Write Metrics for a teacher

Getting your students’ writing skills up to par can be challenging and overwhelming. First, there is the task of constructing assessments that accurately measure writing proficiency.  Then you have the huge job of analyzing the results and seeing how they line up with the standards for each individual student.

And to make things even more complicated, not every struggling writer is alike. Each of them are confronted with a different set of challenges. Some struggle with expressing their ideas fluently; others can express their ideas well but need some support in basic grammar and punctuation. It can be very time-consuming, as well as labor-intensive, to sift through individual student responses and tease out measures of proficiency along an array of different standards. Each student needs different supports, but determining exactly which ones are needed for each student can absorb a huge portion of a teacher’s time and attention.

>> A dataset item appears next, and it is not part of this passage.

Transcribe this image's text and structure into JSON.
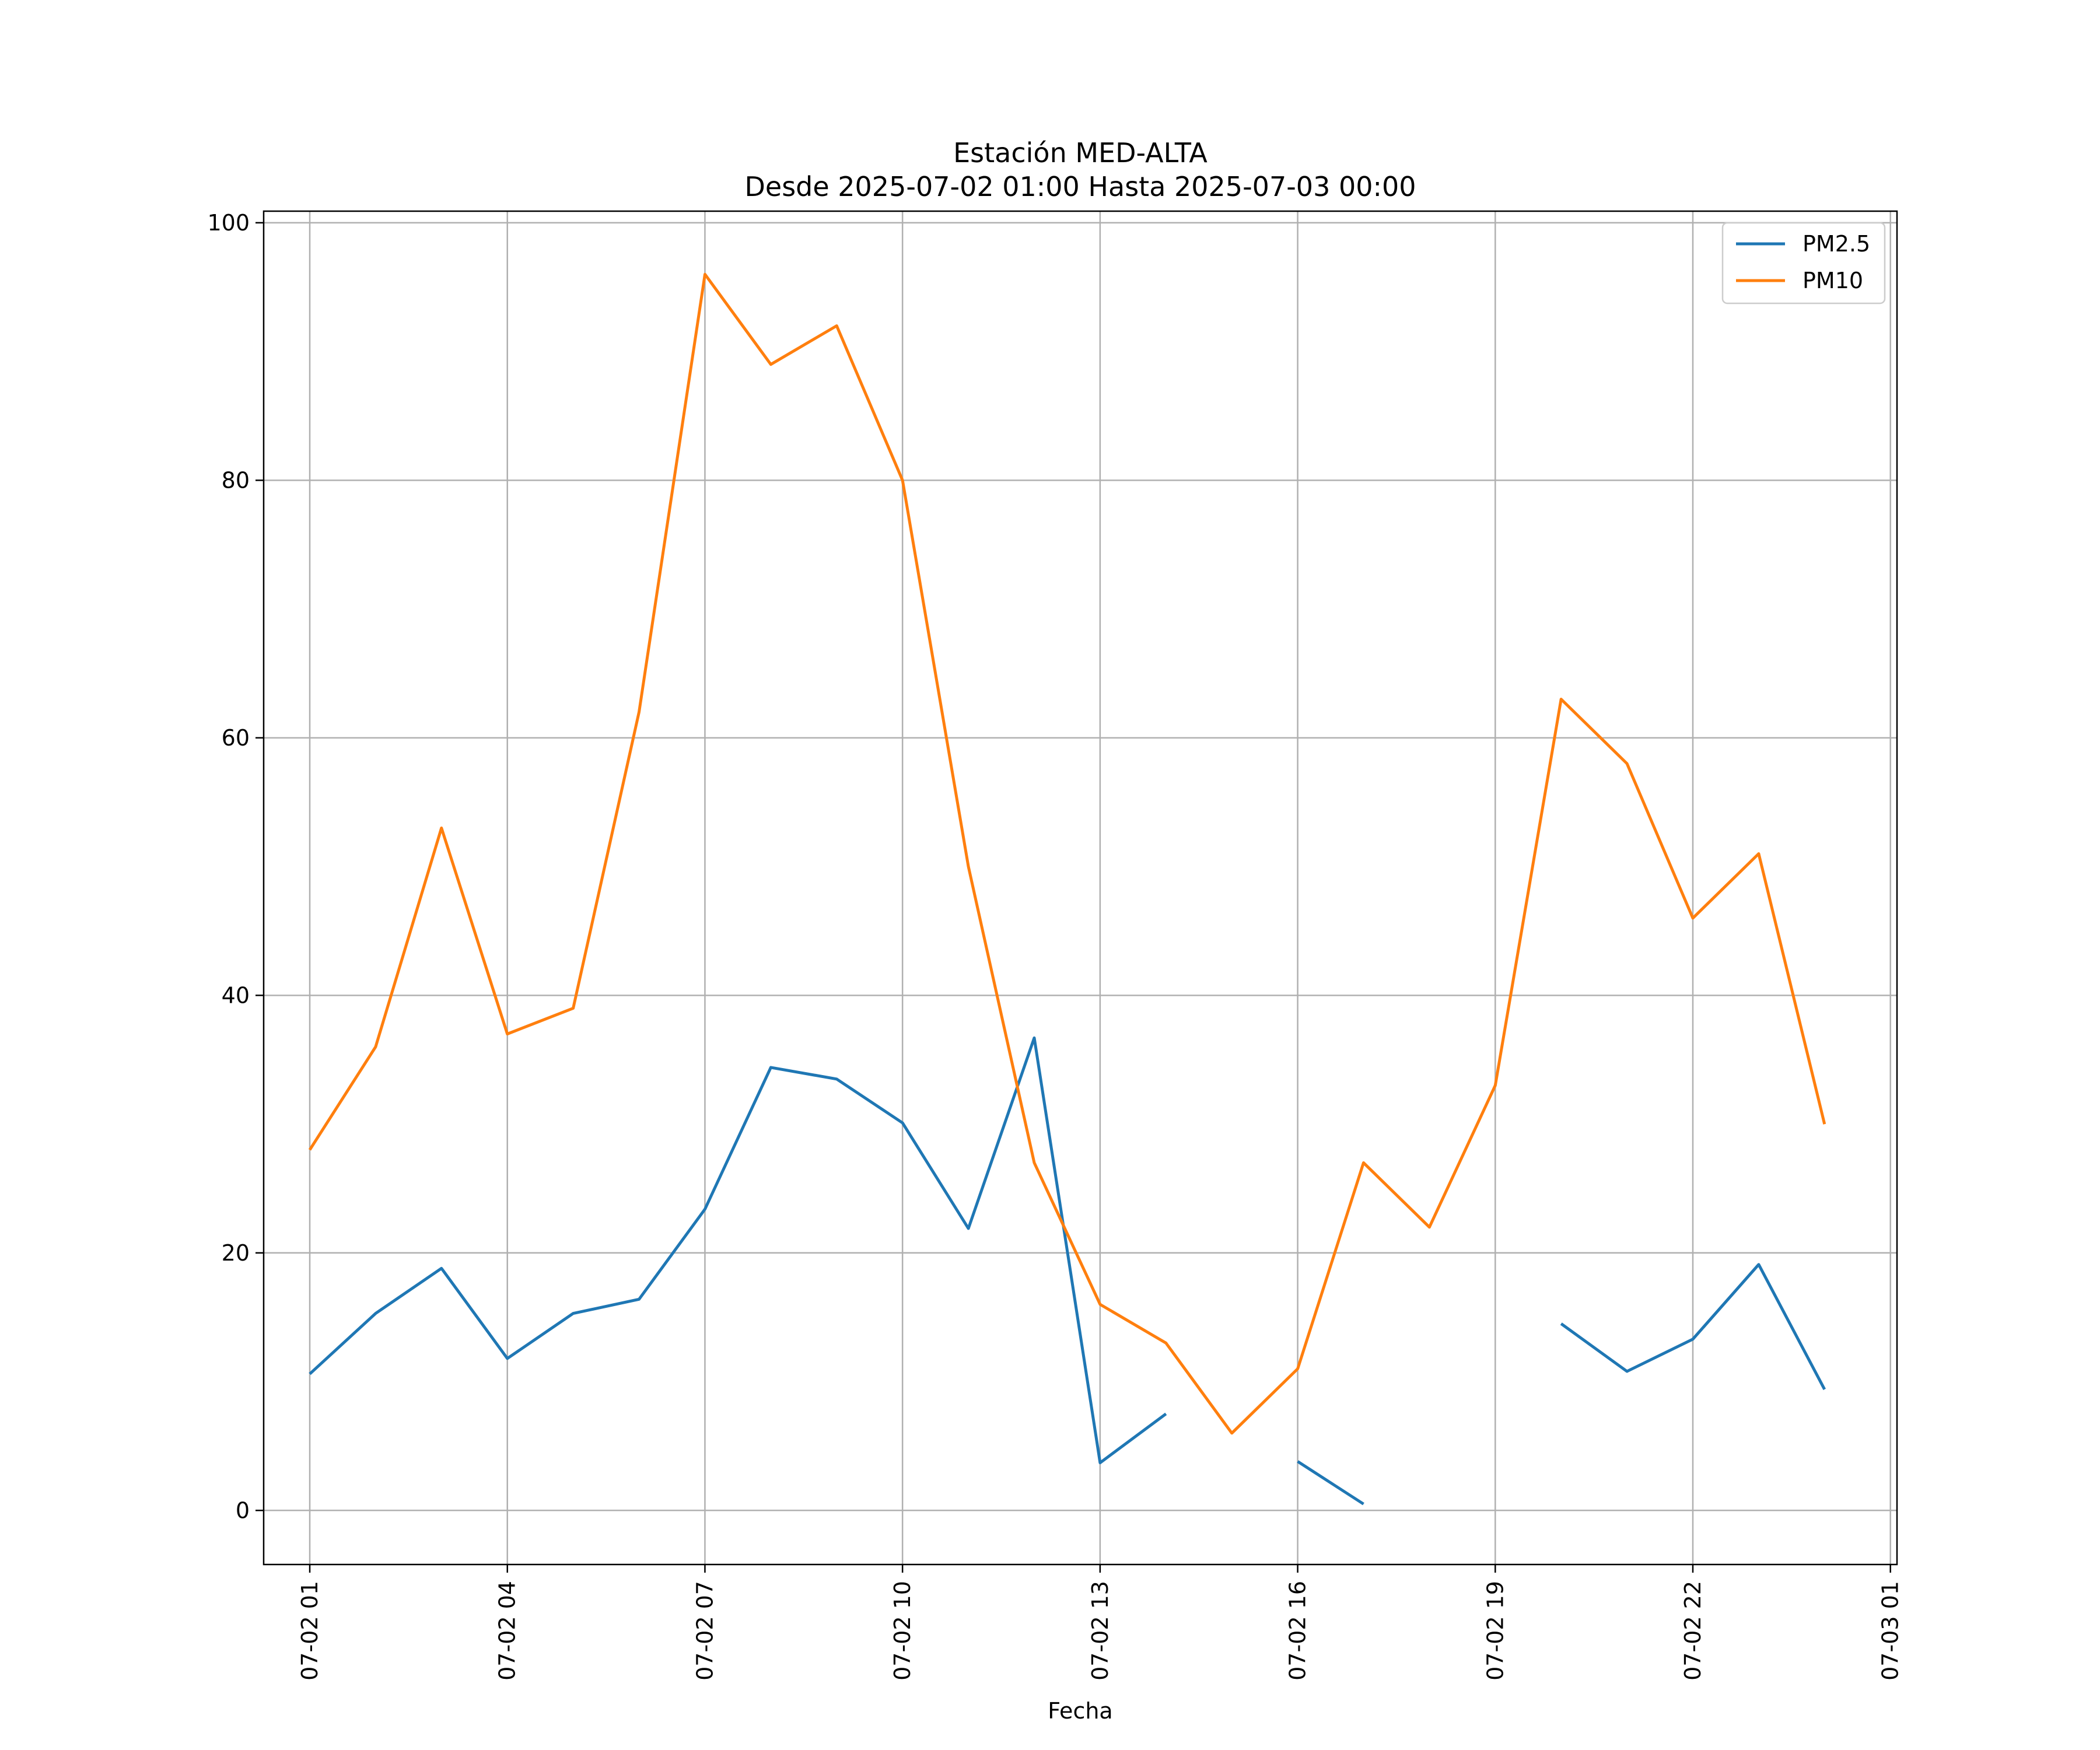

But fortunately, the Lumos Learning Coherence Map makes this intensive process much more intuitive for teachers. You can see at a glance how each student measures up on each individual writing standard. You have access to a variety of graphs and metrics that immediately reveal your students’ overall progress as well as more precise details about the types of questions with which they struggle the most.

Quick, easy and accurate assessments

When your students complete a writing assessment, simply click “Grade Them Now” on the red banner that appears in your dashboard.

This brings you directly to each student’s individual written responses, allowing you to see immediately which questions each student answered correctly or incorrectly.

When you scroll all the way to the bottom, you will find an exact breakdown of the numbers of grammar and spelling errors, as well as a readability rating, for each student on each question.

This makes it possible for you to get an immediate glimpse of areas of concern for each individual student.

For even more information, just click on “Detailed Report” next to the breakdown of errors. This provides a clear visual of how each student performed on that question, and the the kind of errors that he or she is making.


The “Write Metrics” tab on the sidebar provides tools to easily get a deeper understanding of what your struggling writers need in order to become proficient.

Choosing “Overview” from the menu brings you to a chart with information about numbers of grammar and spelling errors, unique words, and sentence length.

You can choose to view this information about individual students, or the whole class.

This gives you information you can use right away. If some students have a high number of grammar and spelling errors, you can then look for resources that specifically address grammar and spelling. If students are writing short sentences with very few unique words, this is a signal to you that something else is going on, and other interventions are needed.

If the school year is well under way and you’ve been providing targeted interventions to your struggling writers for a while, it might be helpful to take a look at the Progress tab on the sidebar menu.

This gives you an immediate assessment of how the student is progressing along measures of spelling, grammar, sentence length, and unique words. You can immediately see whether a student is showing improvement as a result of your intervention, or if she or he needs another approach.

If you want to see how your class as a whole is progressing in response to a particular lesson or assessment, you can instantly generate that information by choosing Lesson Insights on the menu.

As you can see, there are multiple charts and visuals to help you quickly discern which students are struggling the most with writing, and what interventions would be helpful.

Once you have identified the areas in which your student writers struggle, it’s easy to find resources specifically targeted to their needs. You can then assign more practice, yielding results that give you even more information about how these students are progressing and what they still might need.